Le salarié dont les objectifs n’ont pas été fixés au cours d’une année doit donc bénéficier de la rémunération variable qui lui avait été payée l’année antérieure, lorsque des objectifs lui avait été valablement fixés (Cass. Soc. 27 sept. 2017 n° 16-13522).


  • 4- Reste à envisager la situation d’un salarié bénéficiant d’une rémunération variable, quittant l’entreprise en cours d’année (à la suite d’une démission, d’un licenciement ou d’une prise d’acte). A-t-il droit au paiement prorata temporis de sa rémunération variable ?


La réponse est affirmative dès lors la partie variable de la rémunération est fixée en fonction d’un objectif annuel réalisé personnellement par le salarié ; il en ressort que le salarié ne peut être privé d’un élément de rémunération versé en contrepartie de son activité auquel il pouvait légitimement prétendre au prorata de son temps de présence.


Ainsi, si les objectifs assignés au salarié présentent un caractère personnel (et non collectif), et que celui-ci les a atteints, il est fondé à en obtenir paiement en proportion de son temps de présence dans l’entreprise au cours de l’année en cause.

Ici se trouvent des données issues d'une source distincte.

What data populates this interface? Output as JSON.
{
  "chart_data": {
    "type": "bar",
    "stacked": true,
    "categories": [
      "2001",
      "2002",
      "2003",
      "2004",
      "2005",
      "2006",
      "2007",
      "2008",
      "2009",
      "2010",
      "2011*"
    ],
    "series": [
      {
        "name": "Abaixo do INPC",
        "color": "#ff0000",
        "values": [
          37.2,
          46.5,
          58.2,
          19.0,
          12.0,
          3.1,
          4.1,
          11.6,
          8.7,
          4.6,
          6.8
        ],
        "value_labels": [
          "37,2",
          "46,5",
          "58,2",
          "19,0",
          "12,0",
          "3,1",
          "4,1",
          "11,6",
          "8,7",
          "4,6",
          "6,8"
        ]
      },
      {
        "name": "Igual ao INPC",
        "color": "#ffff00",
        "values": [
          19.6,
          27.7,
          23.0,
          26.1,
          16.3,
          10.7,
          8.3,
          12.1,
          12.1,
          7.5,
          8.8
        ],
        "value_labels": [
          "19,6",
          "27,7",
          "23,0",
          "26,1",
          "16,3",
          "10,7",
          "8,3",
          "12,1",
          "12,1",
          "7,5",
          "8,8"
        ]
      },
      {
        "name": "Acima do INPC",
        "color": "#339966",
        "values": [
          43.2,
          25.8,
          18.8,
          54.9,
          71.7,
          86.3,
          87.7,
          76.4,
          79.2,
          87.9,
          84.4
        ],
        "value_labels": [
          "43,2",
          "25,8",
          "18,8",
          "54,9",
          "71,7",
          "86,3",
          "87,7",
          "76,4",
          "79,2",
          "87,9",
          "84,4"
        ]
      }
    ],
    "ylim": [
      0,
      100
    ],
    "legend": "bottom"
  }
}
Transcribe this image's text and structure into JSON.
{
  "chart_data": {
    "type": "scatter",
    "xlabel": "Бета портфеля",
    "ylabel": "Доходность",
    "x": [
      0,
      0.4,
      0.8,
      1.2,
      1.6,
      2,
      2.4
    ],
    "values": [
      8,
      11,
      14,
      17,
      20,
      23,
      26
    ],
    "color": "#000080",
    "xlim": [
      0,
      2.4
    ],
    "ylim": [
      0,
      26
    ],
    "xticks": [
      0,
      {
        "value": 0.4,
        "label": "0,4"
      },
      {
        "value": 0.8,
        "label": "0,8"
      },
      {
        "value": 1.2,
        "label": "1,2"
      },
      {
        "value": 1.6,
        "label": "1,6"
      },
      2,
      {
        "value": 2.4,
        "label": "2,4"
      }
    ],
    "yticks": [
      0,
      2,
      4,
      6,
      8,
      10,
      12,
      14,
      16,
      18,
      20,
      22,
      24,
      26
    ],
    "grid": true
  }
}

A titre d’illustration, dans une affaire où le contrat de travail d’une salariée stipulait que la rémunération variable fera l’objet de paiements trimestriels (avec un trimestre de décalage) sous forme d’avances et d’une régularisation annuelle en fin d’exercice sur la base du chiffre d’affaires annuel effectivement réalisé, ajoutant en outre que si la salariée prend l’initiative de la rupture du contrat, l’employeur n’aura pas à lui verser la part variable de sa rémunération si elle n’est pas présente dans l’effectif le jour de sa mise en paiement.


La salariée avait pris acte de la rupture de son contrat de travail un 29 juin.


La Cour de cassation approuve une cour d’appel d’avoir jugé que la partie variable de la rémunération était fixée en fonction du chiffre d’affaires annuel réalisé personnellement par la salariée, et l’intéressée, qui avait quitté l’entreprise avant la fin de l’année civile, ne pouvait être privée d’un élément de rémunération versé en contrepartie de son activité auquel elle pouvait prétendre au prorata de son temps de présence (Cass. Soc. 15 mars 2017 n° 15-19528).